I don’t think most people have more than one of the common types of synesthetia each, so it wouldn’t affect even very many synesthetes to try to design something to appeal to them. It’s an interesting idea, though.

I attribute colors to letters, numbers and musical notes. I’m also a designer.

I don’t literally *see *the colors. It’s like looking at a grayscale image. I know that the house is red, the lawn is green and the sky is blue, but I only see shades of gray. When I look at letters or numbers, I know that the A is red, the M is brown and the P is blue. But if the type is actually red, that supersedes the synesthesia. Once I start reading actual words and sentences, I’m no longer focused on individual letters, so there’s no problem.

But if I were designing a logo with, say, a prominent “A,” I’d at first be tempted to make it red. But I’d overcome the temptation and make it the appropriate color. It would seem wrong at first, but I’d get used to it.

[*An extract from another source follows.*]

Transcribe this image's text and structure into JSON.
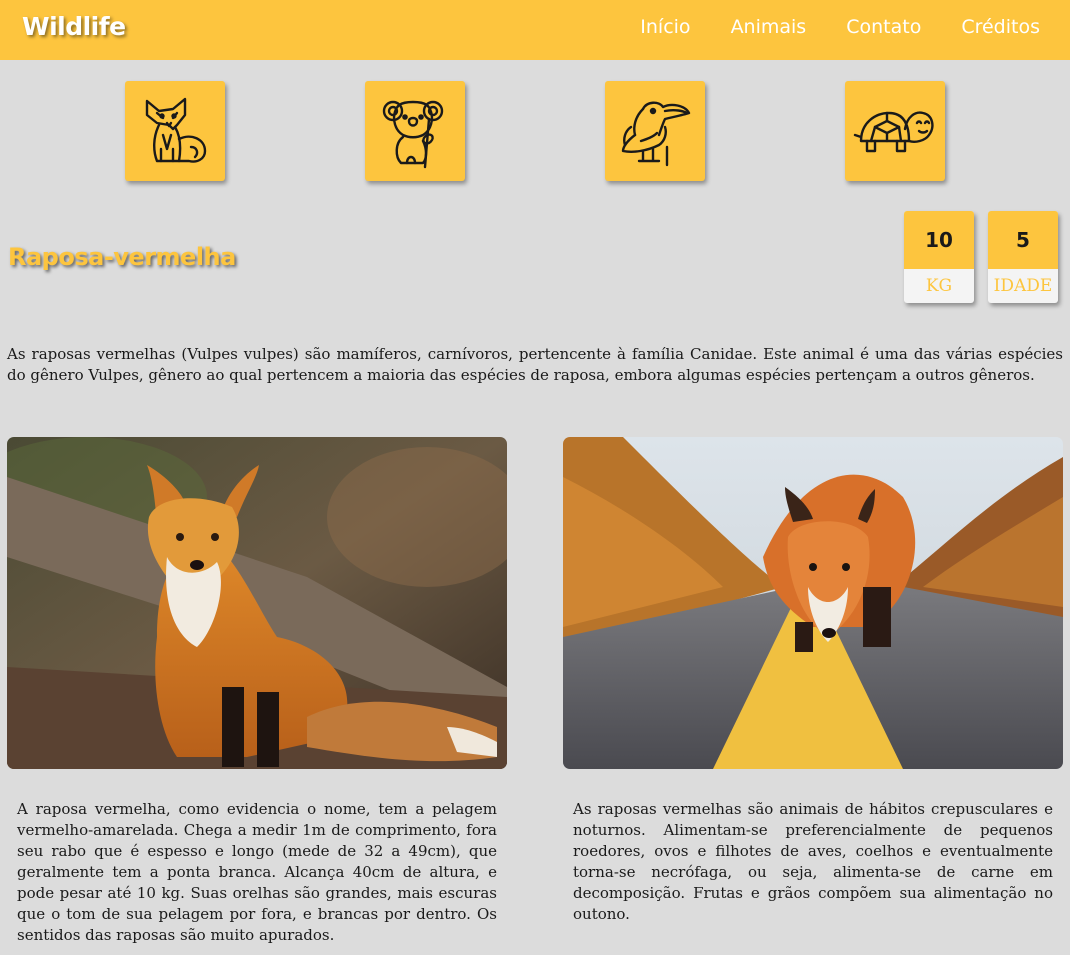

But I agree with you about the music. Music affects me very strongly, and I’ve learned to not have any music playing when I’m doing complicated color juxtapositions. I need a clear head for that.

What panache45 said above. I don’t actually have any visual color distortion when looking at words or numbers, but when I read a couple letters or numbers at a time, I imagine them with their default colors. Thus, driving directions can get rather annoying, especially when I need to use both the I-96 and I-69 highways; 6 and 9 are both green in my head, so the directions just become a slur of green and I have difficulty differentiating the highways.

I also do design sometimes, and this has never been an issue. The many other aspects and considerations in design override the default imagery in my head.

I associate colours with letters and numbers, but I don’t think I would see things as wrong if they weren’t the colour I associate with them. I think what makes things seem particularly “right” to me is when the letters and numbers match what I think they should be. I don’t think you can design for synesthetes because everyone probably thinks the colours should be different.

I am actually a landscape designer. I think my level of synesthetism works for me, because I get the association between colours and shapes and feelings very easily.

I have sound-color (for both music and the sound of words) and no, it wouldn’t affect my perception of the sound of the word if it were written in a different color.

Not a designer, but I find that occasionally it does come into play when I’m writing something - what color the sound of the word has for me will sometimes affect word choice.